Rarely had Molly been more glad to be scheduled to work. It was the only thing that prevented her from spending her day down in the records morgue of St. Roch's Hospital. The search warrant for the records search came through at noon, by which time Rhett had let Molly know he was at her disposal whenever she could meet him at the hospital, where they had to hand-search charts too old to be in the computer. Molly, meanwhile, spent a near-quiet morning getting Patrick settled into Sam's and doing her best to ignore the tide of press that threatened to trample her beautiful lawn.
When she heard ex-husband-number-two, Peter Perkins, on her answering machine, she headed down to Jay's International Foods on South Grand in search of a crack in the closed walls of the Vietnamese community. Hooking a basket over her arm, she strolled down aisles packed with lemongrass, a hundred kinds of rice, a dozen kinds of soy sauce, couscous, and falafel, and she listened to the lilt of a dozen different languages. When she heard Vietnamese, she spoke up, diffident and polite, to ask questions. She spent over two hours there, talking about food and health and animals and, occasionally, children. She learned nothing, she bought fifty dollars' worth of spices she'd never use, and then stopped for Chinese takeout.
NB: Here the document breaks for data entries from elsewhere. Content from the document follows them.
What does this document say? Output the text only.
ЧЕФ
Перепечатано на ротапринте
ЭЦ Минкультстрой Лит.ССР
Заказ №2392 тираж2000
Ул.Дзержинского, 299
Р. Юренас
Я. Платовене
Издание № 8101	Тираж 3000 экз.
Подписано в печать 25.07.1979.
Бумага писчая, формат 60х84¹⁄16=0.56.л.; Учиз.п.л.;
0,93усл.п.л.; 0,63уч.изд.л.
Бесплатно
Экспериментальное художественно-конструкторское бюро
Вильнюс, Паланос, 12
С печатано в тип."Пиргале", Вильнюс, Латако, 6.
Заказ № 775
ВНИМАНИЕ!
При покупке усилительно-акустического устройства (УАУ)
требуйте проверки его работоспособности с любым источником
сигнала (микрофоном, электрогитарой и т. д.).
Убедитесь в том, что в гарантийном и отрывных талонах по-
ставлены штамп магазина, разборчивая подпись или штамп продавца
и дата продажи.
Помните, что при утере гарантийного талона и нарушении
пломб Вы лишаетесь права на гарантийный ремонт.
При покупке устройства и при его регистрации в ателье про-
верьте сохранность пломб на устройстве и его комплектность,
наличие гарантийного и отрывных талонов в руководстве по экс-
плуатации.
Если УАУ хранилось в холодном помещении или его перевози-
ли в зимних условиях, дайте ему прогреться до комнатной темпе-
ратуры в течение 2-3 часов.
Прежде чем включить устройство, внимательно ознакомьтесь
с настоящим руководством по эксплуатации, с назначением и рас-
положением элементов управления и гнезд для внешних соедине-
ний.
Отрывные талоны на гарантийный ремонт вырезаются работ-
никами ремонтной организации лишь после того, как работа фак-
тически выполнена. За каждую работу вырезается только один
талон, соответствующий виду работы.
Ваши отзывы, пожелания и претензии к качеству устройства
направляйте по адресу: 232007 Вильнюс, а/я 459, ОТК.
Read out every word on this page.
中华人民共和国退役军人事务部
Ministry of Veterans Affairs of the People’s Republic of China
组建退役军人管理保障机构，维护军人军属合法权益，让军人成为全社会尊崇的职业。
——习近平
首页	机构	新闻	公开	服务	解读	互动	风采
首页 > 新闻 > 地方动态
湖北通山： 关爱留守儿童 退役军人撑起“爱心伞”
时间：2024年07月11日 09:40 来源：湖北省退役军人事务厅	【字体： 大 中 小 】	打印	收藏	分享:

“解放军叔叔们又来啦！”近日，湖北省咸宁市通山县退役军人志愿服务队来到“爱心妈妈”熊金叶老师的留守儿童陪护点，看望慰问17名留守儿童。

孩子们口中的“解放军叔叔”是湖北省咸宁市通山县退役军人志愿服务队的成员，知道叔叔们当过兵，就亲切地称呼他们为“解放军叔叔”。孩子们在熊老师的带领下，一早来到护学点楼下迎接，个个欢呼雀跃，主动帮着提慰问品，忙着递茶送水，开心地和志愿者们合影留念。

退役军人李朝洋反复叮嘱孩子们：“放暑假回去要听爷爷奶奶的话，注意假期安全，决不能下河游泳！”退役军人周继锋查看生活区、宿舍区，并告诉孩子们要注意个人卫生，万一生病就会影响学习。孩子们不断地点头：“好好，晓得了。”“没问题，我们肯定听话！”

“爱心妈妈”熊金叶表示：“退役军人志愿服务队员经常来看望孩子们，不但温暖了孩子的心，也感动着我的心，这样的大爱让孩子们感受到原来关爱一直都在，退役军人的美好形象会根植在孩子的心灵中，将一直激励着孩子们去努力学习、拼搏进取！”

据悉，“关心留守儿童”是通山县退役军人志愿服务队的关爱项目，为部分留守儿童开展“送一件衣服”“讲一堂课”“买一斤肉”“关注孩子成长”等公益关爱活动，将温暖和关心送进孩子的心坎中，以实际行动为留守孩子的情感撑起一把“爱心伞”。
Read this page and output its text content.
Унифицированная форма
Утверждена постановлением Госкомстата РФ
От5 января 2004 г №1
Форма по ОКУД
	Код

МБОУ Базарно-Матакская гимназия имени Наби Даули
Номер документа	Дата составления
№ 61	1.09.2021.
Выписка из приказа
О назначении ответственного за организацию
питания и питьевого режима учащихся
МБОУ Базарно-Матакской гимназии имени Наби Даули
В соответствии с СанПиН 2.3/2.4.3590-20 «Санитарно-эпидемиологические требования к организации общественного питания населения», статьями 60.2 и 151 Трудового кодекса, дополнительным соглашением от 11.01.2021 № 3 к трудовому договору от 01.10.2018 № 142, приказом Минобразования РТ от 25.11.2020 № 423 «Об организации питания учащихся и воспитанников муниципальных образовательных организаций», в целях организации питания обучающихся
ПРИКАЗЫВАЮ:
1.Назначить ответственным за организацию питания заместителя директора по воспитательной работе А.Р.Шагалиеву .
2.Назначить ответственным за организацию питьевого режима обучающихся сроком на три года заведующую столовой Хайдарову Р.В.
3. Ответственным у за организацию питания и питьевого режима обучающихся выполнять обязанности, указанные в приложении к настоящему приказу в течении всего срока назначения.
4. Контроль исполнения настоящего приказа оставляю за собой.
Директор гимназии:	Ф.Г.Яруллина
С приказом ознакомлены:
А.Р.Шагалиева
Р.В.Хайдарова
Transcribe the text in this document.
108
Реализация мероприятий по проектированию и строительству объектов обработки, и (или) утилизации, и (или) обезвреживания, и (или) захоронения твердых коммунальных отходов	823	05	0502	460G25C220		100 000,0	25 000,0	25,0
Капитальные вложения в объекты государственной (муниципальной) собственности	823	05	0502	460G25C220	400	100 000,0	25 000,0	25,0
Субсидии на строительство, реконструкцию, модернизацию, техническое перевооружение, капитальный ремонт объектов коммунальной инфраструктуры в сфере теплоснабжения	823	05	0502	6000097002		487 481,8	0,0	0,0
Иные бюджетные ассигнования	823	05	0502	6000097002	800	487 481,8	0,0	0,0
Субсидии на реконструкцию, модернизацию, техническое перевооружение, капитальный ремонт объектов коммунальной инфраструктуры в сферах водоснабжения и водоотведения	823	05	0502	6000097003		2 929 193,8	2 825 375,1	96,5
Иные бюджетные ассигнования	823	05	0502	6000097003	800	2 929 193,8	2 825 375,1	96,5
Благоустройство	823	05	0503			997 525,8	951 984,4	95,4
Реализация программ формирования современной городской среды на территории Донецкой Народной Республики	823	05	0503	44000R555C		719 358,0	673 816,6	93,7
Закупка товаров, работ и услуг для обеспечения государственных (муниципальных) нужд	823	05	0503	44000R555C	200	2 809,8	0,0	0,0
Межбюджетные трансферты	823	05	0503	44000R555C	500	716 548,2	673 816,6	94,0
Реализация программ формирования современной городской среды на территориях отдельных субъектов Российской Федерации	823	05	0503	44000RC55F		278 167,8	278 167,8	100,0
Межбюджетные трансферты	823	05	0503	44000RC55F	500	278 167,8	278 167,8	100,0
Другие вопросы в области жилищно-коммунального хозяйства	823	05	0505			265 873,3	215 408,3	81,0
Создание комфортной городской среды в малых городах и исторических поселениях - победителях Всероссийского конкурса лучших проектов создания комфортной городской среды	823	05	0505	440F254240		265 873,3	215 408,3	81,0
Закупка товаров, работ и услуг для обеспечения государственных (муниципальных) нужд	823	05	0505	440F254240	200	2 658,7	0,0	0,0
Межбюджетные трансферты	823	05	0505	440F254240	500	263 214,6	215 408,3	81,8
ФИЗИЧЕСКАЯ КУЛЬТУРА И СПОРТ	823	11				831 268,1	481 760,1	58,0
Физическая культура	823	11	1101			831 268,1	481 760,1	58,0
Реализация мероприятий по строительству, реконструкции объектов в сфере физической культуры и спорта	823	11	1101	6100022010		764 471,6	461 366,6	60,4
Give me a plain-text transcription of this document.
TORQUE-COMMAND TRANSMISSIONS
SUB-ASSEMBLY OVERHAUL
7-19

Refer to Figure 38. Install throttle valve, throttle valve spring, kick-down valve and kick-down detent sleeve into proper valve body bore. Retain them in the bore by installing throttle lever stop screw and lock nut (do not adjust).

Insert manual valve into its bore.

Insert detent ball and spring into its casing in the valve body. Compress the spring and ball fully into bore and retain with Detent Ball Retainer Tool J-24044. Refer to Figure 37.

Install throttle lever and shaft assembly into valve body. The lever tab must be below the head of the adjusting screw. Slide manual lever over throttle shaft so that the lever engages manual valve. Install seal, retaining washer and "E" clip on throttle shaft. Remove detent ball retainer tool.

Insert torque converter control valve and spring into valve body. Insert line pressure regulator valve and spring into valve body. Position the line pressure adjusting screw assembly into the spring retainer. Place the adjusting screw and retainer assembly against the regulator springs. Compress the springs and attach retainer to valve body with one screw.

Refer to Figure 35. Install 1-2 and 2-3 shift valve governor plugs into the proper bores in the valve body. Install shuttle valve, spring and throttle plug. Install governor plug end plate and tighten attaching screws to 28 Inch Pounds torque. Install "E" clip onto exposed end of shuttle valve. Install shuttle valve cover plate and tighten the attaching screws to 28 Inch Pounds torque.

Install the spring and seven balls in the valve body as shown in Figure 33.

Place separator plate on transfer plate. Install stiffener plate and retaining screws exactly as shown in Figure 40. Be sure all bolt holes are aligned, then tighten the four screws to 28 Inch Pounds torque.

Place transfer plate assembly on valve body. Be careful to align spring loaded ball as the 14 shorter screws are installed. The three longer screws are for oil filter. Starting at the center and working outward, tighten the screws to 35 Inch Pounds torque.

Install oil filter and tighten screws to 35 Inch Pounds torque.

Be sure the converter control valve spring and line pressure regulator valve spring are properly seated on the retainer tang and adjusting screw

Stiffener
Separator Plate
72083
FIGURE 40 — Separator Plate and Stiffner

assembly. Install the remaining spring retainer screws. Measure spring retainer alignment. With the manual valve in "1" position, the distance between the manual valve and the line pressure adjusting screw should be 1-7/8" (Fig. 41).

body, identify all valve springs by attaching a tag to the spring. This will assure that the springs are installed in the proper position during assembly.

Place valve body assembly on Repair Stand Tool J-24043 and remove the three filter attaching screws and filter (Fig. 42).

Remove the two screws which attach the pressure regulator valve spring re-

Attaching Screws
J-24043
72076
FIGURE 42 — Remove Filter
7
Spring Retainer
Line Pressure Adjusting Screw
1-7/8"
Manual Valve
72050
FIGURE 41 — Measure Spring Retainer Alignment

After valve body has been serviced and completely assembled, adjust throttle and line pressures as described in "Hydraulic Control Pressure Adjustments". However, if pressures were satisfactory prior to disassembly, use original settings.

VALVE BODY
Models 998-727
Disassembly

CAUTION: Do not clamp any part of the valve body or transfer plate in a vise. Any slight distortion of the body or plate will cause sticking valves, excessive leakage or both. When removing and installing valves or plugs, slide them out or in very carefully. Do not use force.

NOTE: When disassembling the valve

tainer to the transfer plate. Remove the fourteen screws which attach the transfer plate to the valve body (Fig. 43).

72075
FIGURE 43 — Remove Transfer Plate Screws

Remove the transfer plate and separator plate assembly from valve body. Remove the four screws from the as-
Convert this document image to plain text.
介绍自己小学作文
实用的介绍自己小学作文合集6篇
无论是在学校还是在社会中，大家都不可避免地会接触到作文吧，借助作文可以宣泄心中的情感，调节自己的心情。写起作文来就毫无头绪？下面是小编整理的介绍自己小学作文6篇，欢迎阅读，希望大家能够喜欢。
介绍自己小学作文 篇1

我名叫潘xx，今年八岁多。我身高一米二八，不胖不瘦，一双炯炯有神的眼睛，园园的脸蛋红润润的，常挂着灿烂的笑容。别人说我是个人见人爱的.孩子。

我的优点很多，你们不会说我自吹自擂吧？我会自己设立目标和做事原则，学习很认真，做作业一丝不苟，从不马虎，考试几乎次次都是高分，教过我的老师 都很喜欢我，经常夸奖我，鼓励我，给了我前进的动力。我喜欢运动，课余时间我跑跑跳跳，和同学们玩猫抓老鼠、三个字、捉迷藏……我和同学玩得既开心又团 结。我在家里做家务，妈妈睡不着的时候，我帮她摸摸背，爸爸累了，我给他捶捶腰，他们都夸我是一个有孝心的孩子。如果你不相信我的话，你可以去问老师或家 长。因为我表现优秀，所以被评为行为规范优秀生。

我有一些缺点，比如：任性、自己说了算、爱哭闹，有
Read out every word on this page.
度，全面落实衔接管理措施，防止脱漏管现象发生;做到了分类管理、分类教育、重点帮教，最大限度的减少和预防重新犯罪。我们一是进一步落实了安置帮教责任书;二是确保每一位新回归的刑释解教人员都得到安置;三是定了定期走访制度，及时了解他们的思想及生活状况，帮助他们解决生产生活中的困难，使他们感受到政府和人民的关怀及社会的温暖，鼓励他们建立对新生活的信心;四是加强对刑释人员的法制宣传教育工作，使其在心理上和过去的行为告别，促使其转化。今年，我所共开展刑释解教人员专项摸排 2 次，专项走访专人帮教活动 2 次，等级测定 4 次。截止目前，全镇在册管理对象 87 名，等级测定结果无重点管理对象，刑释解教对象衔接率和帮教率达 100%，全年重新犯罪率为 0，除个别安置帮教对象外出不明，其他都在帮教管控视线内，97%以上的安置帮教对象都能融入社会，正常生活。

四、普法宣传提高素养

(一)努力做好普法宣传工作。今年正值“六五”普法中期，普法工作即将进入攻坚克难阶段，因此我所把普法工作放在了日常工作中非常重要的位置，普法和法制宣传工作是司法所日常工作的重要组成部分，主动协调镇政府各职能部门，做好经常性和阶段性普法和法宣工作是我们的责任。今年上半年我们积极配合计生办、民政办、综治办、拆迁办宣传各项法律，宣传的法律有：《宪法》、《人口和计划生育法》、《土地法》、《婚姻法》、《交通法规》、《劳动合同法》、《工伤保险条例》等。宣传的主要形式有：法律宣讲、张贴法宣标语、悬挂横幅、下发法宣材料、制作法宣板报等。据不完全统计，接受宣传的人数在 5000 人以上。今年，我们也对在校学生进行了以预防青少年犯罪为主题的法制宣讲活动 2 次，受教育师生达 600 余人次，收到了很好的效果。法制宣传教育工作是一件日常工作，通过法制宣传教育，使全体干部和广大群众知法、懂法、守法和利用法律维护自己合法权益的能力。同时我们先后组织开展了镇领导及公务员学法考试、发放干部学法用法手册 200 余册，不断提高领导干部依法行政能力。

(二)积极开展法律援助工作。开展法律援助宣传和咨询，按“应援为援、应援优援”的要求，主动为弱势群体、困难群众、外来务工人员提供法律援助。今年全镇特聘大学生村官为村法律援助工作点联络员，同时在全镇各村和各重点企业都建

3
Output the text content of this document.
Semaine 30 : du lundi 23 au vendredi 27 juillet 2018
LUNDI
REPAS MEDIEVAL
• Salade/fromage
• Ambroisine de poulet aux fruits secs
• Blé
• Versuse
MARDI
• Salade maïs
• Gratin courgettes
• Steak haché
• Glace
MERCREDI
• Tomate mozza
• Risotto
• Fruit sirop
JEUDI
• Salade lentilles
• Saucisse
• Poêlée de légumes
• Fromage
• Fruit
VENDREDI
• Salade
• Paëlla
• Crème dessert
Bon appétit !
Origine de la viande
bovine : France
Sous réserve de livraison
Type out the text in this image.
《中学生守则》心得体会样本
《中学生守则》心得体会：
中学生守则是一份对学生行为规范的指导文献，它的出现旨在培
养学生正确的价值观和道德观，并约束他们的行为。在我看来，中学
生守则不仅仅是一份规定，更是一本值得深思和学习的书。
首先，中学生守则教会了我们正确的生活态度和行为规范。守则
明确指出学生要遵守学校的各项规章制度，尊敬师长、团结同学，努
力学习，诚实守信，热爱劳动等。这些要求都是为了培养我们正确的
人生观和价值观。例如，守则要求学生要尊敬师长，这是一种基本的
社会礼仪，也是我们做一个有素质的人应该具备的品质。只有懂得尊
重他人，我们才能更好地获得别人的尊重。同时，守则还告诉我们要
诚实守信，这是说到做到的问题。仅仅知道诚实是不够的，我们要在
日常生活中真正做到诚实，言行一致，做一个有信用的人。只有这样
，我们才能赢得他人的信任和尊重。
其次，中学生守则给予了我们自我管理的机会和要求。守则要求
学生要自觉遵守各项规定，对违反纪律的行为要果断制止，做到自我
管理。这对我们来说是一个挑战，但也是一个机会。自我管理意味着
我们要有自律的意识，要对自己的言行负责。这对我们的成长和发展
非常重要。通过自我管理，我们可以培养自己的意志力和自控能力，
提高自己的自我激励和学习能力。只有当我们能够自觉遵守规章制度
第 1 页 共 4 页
From there she headed straight into work where she could hide away in Sasha's office until her shift started.
“Well, if it isn't the notorious ‘Necro-nurse,'” Sasha greeted her.
“Please tell me you didn't make that up,” Molly begged, never taking her eyes off the screen of Sasha's computer as her supervisor divested herself of coat and scarf.
“How dare you? It was in the
Star
. Front page. I'm collecting all the tabs for your scrapbook. You don't have to thank me.”